What to watch and what stays uncertain

A few things remain genuinely open. The deal is not closed: it is expected to complete in Q3 2026 and is subject to regulatory approval, which for a transaction this large is not a formality. Antitrust and national-security reviews can reshape or delay big tech acquisitions, and a deal that bundles aerospace, frontier AI, and a leading developer tool under one roof may draw scrutiny. Until close, the announced terms are an agreement, not a finished transaction.

There is also execution risk. Acquiring a startup is one thing; retaining its talent, preserving the product's momentum, and merging it into a far larger entity are another. Cursor's value rests heavily on its team and its pace of iteration, both of which can be disrupted by a change of ownership. And the financials cited across coverage — revenue run-rates, user counts, valuations — come from secondary reporting and company-friendly framing, so they should be treated as reported figures rather than audited facts. The core of the story is well corroborated across major outlets; the surrounding numbers and the eventual outcome deserve the usual caution.

Disclaimer: based on reporting by CNBC, TechCrunch, Ars Technica, Quartz, and others, linked below. Figures, quotes, and deal terms are as reported and have not been independently verified by comparee.ai. The transaction had not closed as of the cited reporting.

Pricing, features and model availability can change over time. Always verify current details on each tool's official website before deciding.

Frequently Asked Questions

Is it true that SpaceX is buying Cursor for $60 billion?

Yes, according to reporting from CNBC, TechCrunch, Ars Technica, Quartz, and others. On June 16, 2026, SpaceX agreed to acquire Anysphere — the maker of the AI coding tool Cursor — in an all-stock deal valued at about $60 billion, described as the largest acquisition of a venture-backed startup on record. It had not yet closed as of that reporting.

Why would a rocket company buy a coding tool?

Because the buyer is not just a rocket company. Reporting says SpaceX had earlier merged with xAI, Elon Musk's AI firm behind Grok, so the acquiring entity is a combined rockets-plus-AI group with its own models and compute. Buying Cursor gives it a leading AI coding product to compete with Anthropic and OpenAI.

Is the deal cash or stock?

It is an all-stock deal, per the reporting. SpaceX is issuing its own Class A common stock to Anysphere shareholders rather than paying cash, with the exchange ratio tied to SpaceX's recent trading price. Coverage notes this amounted to relatively modest dilution at SpaceX's elevated post-IPO valuation.

What is Cursor and who founded it?

Cursor is an AI-assisted code editor and coding agent that lets developers write, edit, and refactor code using natural-language instructions.
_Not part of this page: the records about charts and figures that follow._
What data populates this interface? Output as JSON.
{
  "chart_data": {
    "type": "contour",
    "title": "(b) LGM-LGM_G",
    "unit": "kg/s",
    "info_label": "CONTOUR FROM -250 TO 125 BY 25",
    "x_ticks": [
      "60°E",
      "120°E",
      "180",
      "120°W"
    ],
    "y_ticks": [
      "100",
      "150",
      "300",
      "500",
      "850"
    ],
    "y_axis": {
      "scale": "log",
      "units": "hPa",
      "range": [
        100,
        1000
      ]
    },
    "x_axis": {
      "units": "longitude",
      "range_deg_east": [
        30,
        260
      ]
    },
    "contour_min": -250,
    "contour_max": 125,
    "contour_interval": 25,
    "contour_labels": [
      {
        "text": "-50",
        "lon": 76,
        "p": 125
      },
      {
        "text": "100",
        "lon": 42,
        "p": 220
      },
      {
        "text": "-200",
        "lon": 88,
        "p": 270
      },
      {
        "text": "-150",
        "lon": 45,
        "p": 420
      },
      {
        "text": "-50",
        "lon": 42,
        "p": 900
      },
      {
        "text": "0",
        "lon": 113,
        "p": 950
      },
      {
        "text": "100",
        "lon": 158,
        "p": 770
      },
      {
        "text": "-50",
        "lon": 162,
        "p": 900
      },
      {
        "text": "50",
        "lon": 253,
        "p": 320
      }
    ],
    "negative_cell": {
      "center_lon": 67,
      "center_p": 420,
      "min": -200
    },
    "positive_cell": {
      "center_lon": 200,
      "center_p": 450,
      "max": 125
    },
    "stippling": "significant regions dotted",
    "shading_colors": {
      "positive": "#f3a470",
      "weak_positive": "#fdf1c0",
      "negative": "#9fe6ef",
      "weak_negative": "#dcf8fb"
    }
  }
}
According to Wikipedia, its parent company Anysphere was founded in 2022 by four MIT friends: Michael Truell, Sualeh Asif, Aman Sanger, and Arvid Lunnemark.

When will the acquisition close?

Reporting says the companies expect the transaction to close in the third quarter of 2026, subject to regulatory approval. Until then it remains an agreement rather than a completed deal, and large acquisitions like this can face antitrust or other regulatory scrutiny.

How does this connect to SpaceX's IPO?

The deal came just days after SpaceX's record-setting IPO around June 12–13, 2026, reported at $135 per share. The high valuation and surging stock gave SpaceX a strong equity currency to fund a large all-stock acquisition. Reporting also points to an April 2026 option and compute agreement that pre-arranged the purchase, with a roughly $10 billion walk-away arrangement.

Are these numbers confirmed?

The core of the story — SpaceX agreeing to buy Cursor for about $60 billion in stock — is corroborated across multiple major outlets. The surrounding figures (revenue run-rates, user counts, valuations, exact fees) come from secondary reporting and should be treated as reported rather than independently verified. comparee.ai has not audited these details.